Heterotopia genes help us understand progenitor cell function during cortical development

DELFINA ROMERO; FRANCIS, FIONA; KARINE POIRIER; NADIA BAHI BUISSON

Congreso; FENS 2020 Virtual Forum; 2020

Federación de Sociedades Europeas de Neurociencia

Cerebral cortical development is a finely regulated process that depends on several different progenitor types. The ventricular zone (VZ) of the developing cortex is a neuroepithelium that contains neural stem cells (NSCs), undergoing precisely regulated divisions at its most apical, ventricular side. These cells can self-amplify and produce other progenitor types, as well as immature neurons. Perturbations of these processes lead to severe cortical malformations in human. Subcortical heterotopias are malformations associated with epilepsy and intellectual disability.
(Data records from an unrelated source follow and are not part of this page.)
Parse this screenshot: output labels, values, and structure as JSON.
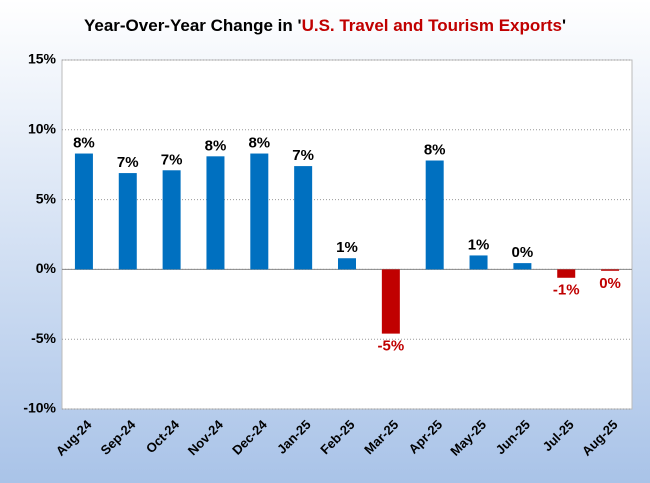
{
  "chart_data": {
    "type": "bar",
    "title": [
      "Year-Over-Year Change in '",
      "U.S. Travel and Tourism Exports",
      "'"
    ],
    "categories": [
      "Aug-24",
      "Sep-24",
      "Oct-24",
      "Nov-24",
      "Dec-24",
      "Jan-25",
      "Feb-25",
      "Mar-25",
      "Apr-25",
      "May-25",
      "Jun-25",
      "Jul-25",
      "Aug-25"
    ],
    "values": [
      8.3,
      6.9,
      7.1,
      8.1,
      8.3,
      7.4,
      0.8,
      -4.6,
      7.8,
      1.0,
      0.45,
      -0.6,
      -0.1
    ],
    "value_labels": [
      "8%",
      "7%",
      "7%",
      "8%",
      "8%",
      "7%",
      "1%",
      "-5%",
      "8%",
      "1%",
      "0%",
      "-1%",
      "0%"
    ],
    "color": "#0070c0",
    "negative_color": "#c00000",
    "title_highlight_color": "#c00000",
    "ylim": [
      -10,
      15
    ],
    "yticks": [
      {
        "value": -10,
        "label": "-10%"
      },
      {
        "value": -5,
        "label": "-5%"
      },
      {
        "value": 0,
        "label": "0%"
      },
      {
        "value": 5,
        "label": "5%"
      },
      {
        "value": 10,
        "label": "10%"
      },
      {
        "value": 15,
        "label": "15%"
      }
    ],
    "grid": true
  }
}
They are characterized by ectopic neurons in the white matter. Elucidating the underlying patho-mechanisms can shed light on the regulation and function of progenitors and migrating neurons during cortical development. Mouse models of heterotopia are rare, although mouse and human mutations were identified in the microtubule-binding protein EML1. Using genetic strategies, we identified a novel patient heterotopia variation in DLGAP4. This protein belongs to a membrane-associated guanylate kinase family known to function in synapses. We show it interacts with EML1, is expressed in the mouse VZ from early corticogenesis and interacts with key VZ proteins. In utero electroporation of Dlgap4 knockdown and overexpression constructs in the mouse embryonic brain revealed a perturbed ventricular surface, as well as changes in cell fate, proliferation and migration. We further show that Dlgap4 molecular mechanisms involve the actin cytoskeleton and mTOR signaling pathways. In this way we are identifying new heterotopia-linked molecular pathways playing a crucial role in regulating progenitors of the VZ.